Cradling the manual like a prayer book, Carlos cleared his throat and began to read from the blurb on the inside cover in a strong, clear voice, his accent transposing beats in the sentence, like it was music. “‘Light returned to the valley, where the meadows had long been falsely lit, to lure and fool the unwary. But with this true light came genuine hope. Balance seemed possible…right up until the Great Sorrow. This event marks the onset of the Fifth Sign: the Shadow binding with the Light.’”

His deep, dark eyes blazed expectantly.

“More fucking signs,” I muttered, and poured myself some more fucking tequila. I took another sip of my liquor, holding it in my mouth so long it numbed my gums and swelled my tongue. Carlos obviously thought the fifth sign was my willingness to work with the yahoos making like Tony Montana behind me, but that wasn’t possible. I swallowed the warm tequila with a grimace. I was no longer Light. Or Shadow. I was no longer Joanna, or really Olivia. I was not a daughter. I was not a weapon. I was not the Kairos. I leaned my elbows on the table and said as much to Carlos.

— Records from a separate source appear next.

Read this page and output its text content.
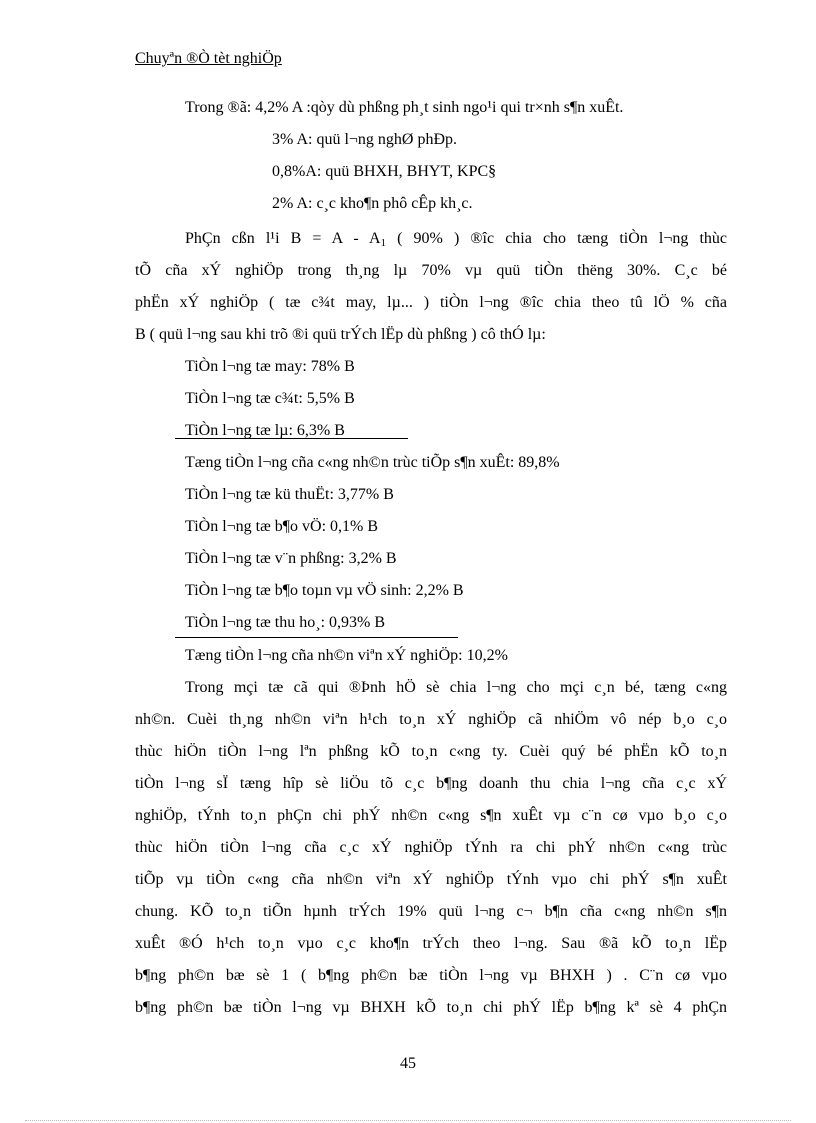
Chuyªn ®Ò tèt nghiÖp
Trong ®ã: 4,2% A :qòy dù phßng ph¸t sinh ngo¹i qui tr×nh s¶n xuÊt.
3% A: quü l¬ng nghØ phÐp.
0,8%A: quü BHXH, BHYT, KPC§
2% A: c¸c kho¶n phô cÊp kh¸c.
PhÇn cßn l¹i $B = A - A_1$ ( 90% ) ®îc chia cho tæng tiÒn l¬ng thùc
tÕ cña xÝ nghiÖp trong th¸ng lµ 70% vµ quü tiÒn thëng 30%. C¸c bé
phËn xÝ nghiÖp ( tæ c¾t may, lµ... ) tiÒn l¬ng ®îc chia theo tû lÖ % cña
B ( quü l¬ng sau khi trõ ®i quü trÝch lËp dù phßng ) cô thÓ lµ:
TiÒn l¬ng tæ may: 78% B
TiÒn l¬ng tæ c¾t: 5,5% B
TiÒn l¬ng tæ lµ: 6,3% B
Tæng tiÒn l¬ng cña c«ng nh©n trùc tiÕp s¶n xuÊt: 89,8%
TiÒn l¬ng tæ kü thuËt: 3,77% B
TiÒn l¬ng tæ b¶o vÖ: 0,1% B
TiÒn l¬ng tæ v¨n phßng: 3,2% B
TiÒn l¬ng tæ b¶o toµn vµ vÖ sinh: 2,2% B
TiÒn l¬ng tæ thu ho¸: 0,93% B
Tæng tiÒn l¬ng cña nh©n viªn xÝ nghiÖp: 10,2%
Trong mçi tæ cã qui ®Þnh hÖ sè chia l¬ng cho mçi c¸n bé, tæng c«ng
nh©n. Cuèi th¸ng nh©n viªn h¹ch to¸n xÝ nghiÖp cã nhiÖm vô nép b¸o c¸o
thùc hiÖn tiÒn l¬ng lªn phßng kÕ to¸n c«ng ty. Cuèi quý bé phËn kÕ to¸n
tiÒn l¬ng sÏ tæng hîp sè liÖu tõ c¸c b¶ng doanh thu chia l¬ng cña c¸c xÝ
nghiÖp, tÝnh to¸n phÇn chi phÝ nh©n c«ng s¶n xuÊt vµ c¨n cø vµo b¸o c¸o
thùc hiÖn tiÒn l¬ng cña c¸c xÝ nghiÖp tÝnh ra chi phÝ nh©n c«ng trùc
tiÕp vµ tiÒn c«ng cña nh©n viªn xÝ nghiÖp tÝnh vµo chi phÝ s¶n xuÊt
chung. KÕ to¸n tiÕn hµnh trÝch 19% quü l¬ng c¬ b¶n cña c«ng nh©n s¶n
xuÊt ®Ó h¹ch to¸n vµo c¸c kho¶n trÝch theo l¬ng. Sau ®ã kÕ to¸n lËp
b¶ng ph©n bæ sè 1 ( b¶ng ph©n bæ tiÒn l¬ng vµ BHXH ) . C¨n cø vµo
b¶ng ph©n bæ tiÒn l¬ng vµ BHXH kÕ to¸n chi phÝ lËp b¶ng kª sè 4 phÇn
45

“And that’s where I come in.” Carlos finally leaned forward, forearms on the edge of the table, fingers twirling his shot glass, though not a drop spilled. “I can teach you the tricks and trade of being a rogue. The power in being powerless. The Kairos is not meant for only Shadow or Light. She is preordained to be the deliverer of us all.”

I leaned forward as well, meeting his dark, pretty, zealous gaze with a cynicism earned by listening to too many zealots. “Carlos, you seem like a…nice man. Fairer than any I’ve met in my recent past, that’s for sure. But you’re too late. Even if I were the Kairos-obviously untrue-I’m not anymore. I gave up every drop of my power and aura and life force- chi, whatever you want to call it-to save a mortal child. There’s more power left in the bottom of this bottle than there is in my entire body.”

“I have total confidence in you.”

“That manual did nothing in my hands,” I pointed out, important because they once had. All written histories burst to life and color, “Pow!” and “Bam!” exploding from the panels in brilliant bursts when in the hands of an agent. Carlos shrugged, unmoved, and even in my increasingly drunken state, I knew why before he spoke.

“Because you’ve become an independent.” It hadn’t come to life in his hands either.

“You mean a rogue,” I said, raising a brow, testing him.

“I mean a part of this valley’s prophesied revolution. The woman who will rise from ash to become the leader of a new world order.”

“Gee, why does that sound familiar?” I tapped my chin like I was really considering it, then brightened. “Oh, yeah-because I already did that. And failed.”

Carlos only lifted a dark brow. “Tell me. What is Warren’s stated agenda for the agents of Light? Defeat the Shadow agents for good? Annihilate them from the valley?”

I shook my head. “Balance. He said a true and continual balance between the two sides will allow mortals the greatest choice in their own lives.”

“Yet he continues to seek the Shadows’ destruction.”

“As they seek his.”

“There is no balance when destruction is the goal. It’s like adding a fat kid to your end of the seesaw. The other side is forced to overreact.”